How to get MonkeyLearn API key

  1. Go to https://monkeylearn.com/sentiment-analysis-online/
  2. Enter your requirements and sign up. The API key is associated with a limited number of queries per month (1000). You can use one of the pretrained model like we did or you can create your own model as well!

Steps for Execution

  1. Clone the Git repository.
  2. Run pip install -r requirements.txt
  3. Open Command Prompt and change the directory to the location of cloned repository.
  4. Run the command python -m streamlit run ./source/scrivener_user_interface.py
  5. Next, open your browser and type in localhost:8501 in the search bar to open the webUI of the application.
  6. The UI typically looks as shown below and here you have a choice between URL, file or normal text input.

License

This project is licensed under the terms of the MIT license. Please check License for more details.

Contributions

Please see our CONTRIBUTING.md for instructions on how to contribute to the project by completing some of the issues.

Version 1.4 Contributions

  • Enhanced product quality by improving the summarization model.
  • Greatly improved summary formatting to improve readability
  • Provided Sentiment Analysis of the generated summary
  • Improved Heroku deployment

Future Scope

This project as we believe contains an exciting stream of possibilities. You will be working into domains such as Natural Language Processing, Web Development, Digital Signal Processing, and Information Retrieval. Some of the possibilities you can explore are the following:

  • Is there any way in which a sentence in the summary can point back to the video where it was talked about?
  • Currently our application supports youtube videos and videos with .mp4 extension. Can you provide support for other video formats?
  • Can you perform summarization for videos in languages other than English
  • Can you generate summary of Podcasts or other audiofiles?
  • Is there a way to summarize videos for specific time frames?
  • How can we deliver summaries in the form of audio?
  • How do we diversify by expanding to a Chrome Extension and a Discord Bot?
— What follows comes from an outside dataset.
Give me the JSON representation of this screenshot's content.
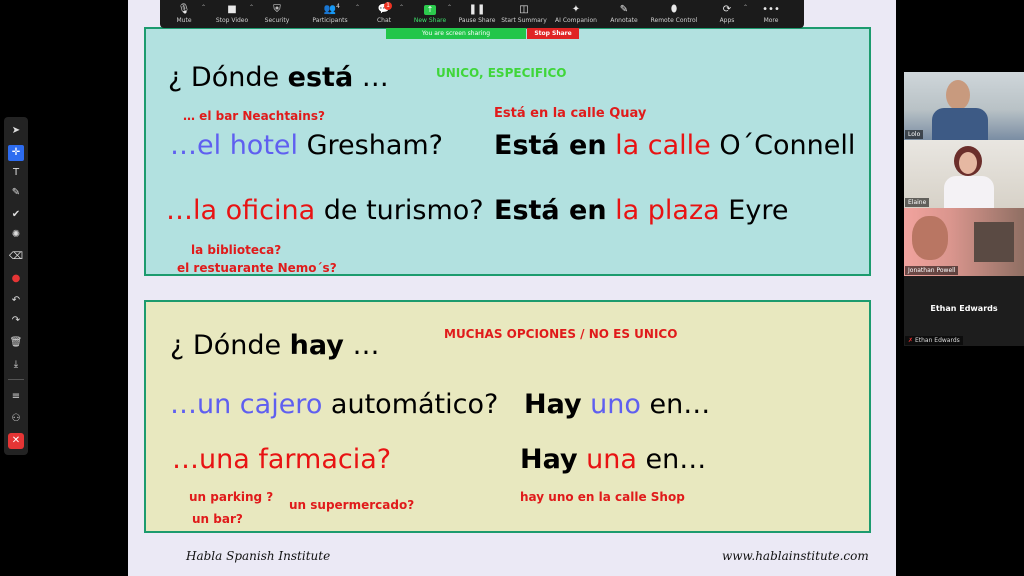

These are some of the fascinating topics we thought for you, but you should not limit yourself to these points! Play around with our repo! See what motivates you.

As a bonus point, we have taken great care to adhere to the SE principles, so you have tools integrated for code coverage, style checking, code formatting, continuous testing and integration, and as a cherry on icing many meaningful testcases. So you can focus more on delivering state-of-the-art features!

Team Members

Acknowledgements

We would like to thank Professor Dr Timothy Menzies for helping us understand the process of building a good Software Engineering project. We would also like to thank the teaching assistants Xiao Ling, Andre Lustosa, Kewen Peng, Weichen Shi for their support throughout the project.